Online festival highlights modern social and environmental issues
Abbey Autry (‘23), Can Art Stop A Bullet?: Art can assist in putting an end to violence in our world. “Can Art Stop A Bullet?,” a film directed by Mark Street, explores art as a powerful form of communication in our world today. The film follows the creation of William Kelly’s “Peace or War: The Big Picture,” which hangs in the State Library of Victoria in Melbourne, Australia. The art piece is a collage of strategically placed images and drawings, each telling their own stories and converging into a single narrative. During the film, William Kelly, along with collaborating artists and activists, shares the meaning and significance of each work of art included in the piece. “Peace or War: The Big Picture” is not only a piece of artwork, but is also a warrior in the fight for social justice and human rights.
This film brings to light how influential art can be in our society today and how artists are on the front lines trying to create a better world. Street argues that art is able show the naked truth, and, therefore, can change people’s perspective on war itself. If people take the time to view this film, they will be exposed to meaningful art and will maybe come out with a changed perspective on the world. People need to recognize that art plays a key role in world peace, because art can stop bullets from being fired.
Jaydah Curry (‘22), The Great Disconnect: “The Great Disconnect” (2019) directed by Tamer Soliman is a consciousness-expanding and relatable documentary featuring the director, activists, and everyday people. The film will definitely change the way you think about little aspects of your life that can possibly affect your social connection and growth, such as where you live, how long you work, how you choose to spend your time, and how you view your role in your community.
What immediately drew my attention was the monotone singing of the opening song, “The More We Get Together.” While provoking childhood memories, it also stood out as the best song on the soundtrack. The cinematography of the film fits perfectly with the plot and the messages Soliman conveys, but it is also minimalistic, mainly cutting to interviews and moving shots of the location. Nonetheless, the footage is successful at illustrating that no matter the city, town, or state, individuals are plummeting with respect to social connection.
Evie Flaugh (‘22), Peace With Nature in Costa Rica (2019): A few decades ago, Costa Rica was experiencing rapid deforestation, loss of biodiversity, and decreasing water resources. Today, Costa Rica has restored its forests and protected its biodiversity through a deep respect and appreciation for its environment.

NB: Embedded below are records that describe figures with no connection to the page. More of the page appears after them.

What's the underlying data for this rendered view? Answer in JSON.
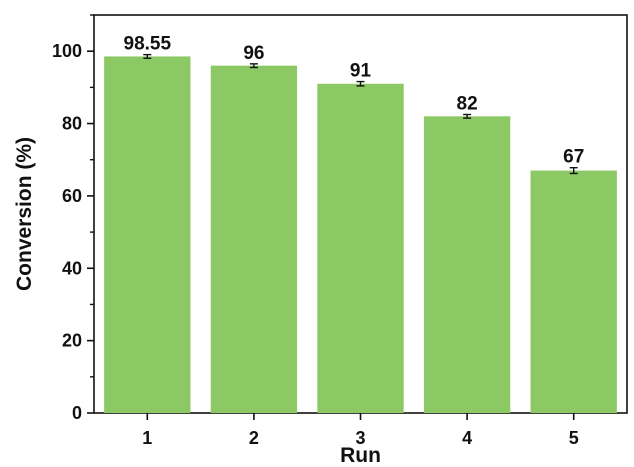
{
  "chart_data": {
    "type": "bar",
    "categories": [
      "1",
      "2",
      "3",
      "4",
      "5"
    ],
    "values": [
      98.55,
      96,
      91,
      82,
      67
    ],
    "error": [
      0.5,
      0.5,
      0.6,
      0.5,
      0.8
    ],
    "data_labels": [
      "98.55",
      "96",
      "91",
      "82",
      "67"
    ],
    "xlabel": "Run",
    "ylabel": "Conversion (%)",
    "ylim": [
      0,
      110
    ],
    "yticks": [
      0,
      20,
      40,
      60,
      80,
      100
    ],
    "ytick_labels": [
      "0",
      "20",
      "40",
      "60",
      "80",
      "100"
    ],
    "bar_color": "#8cc864",
    "grid": false,
    "legend": "none"
  }
}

Stuart J. Tanner’s film “Peace with Nature in Costa Rica” tells an inspiring story of how the country found a way to protect its natural resources while creating long term benefits for the economy. The film closes with the powerful statement that “the foundation of a great future for humanity is respect, understanding, and protection of the natural world that makes our lives possible.”
The beautiful shots of Costa Rica’s endless variety of species along the coastline and rainforest speak volumes. One cannot help but fall in love with the enchanting country. Tanner does an incredible job of relaying important information in a way that does not overwhelm the audience. Coming from someone who knows little about science, I now have a clear understanding of deforestation, the carbon market, biodiversity, ecotourism, and so much more after watching this film. I immediately felt uplifted and empowered to make a difference in the world and a need to follow in Costa Rica’s footsteps. “Peace with Nature in Costa Rica” shows nature’s profound ability to restore itself if we just understand its strength and give it love.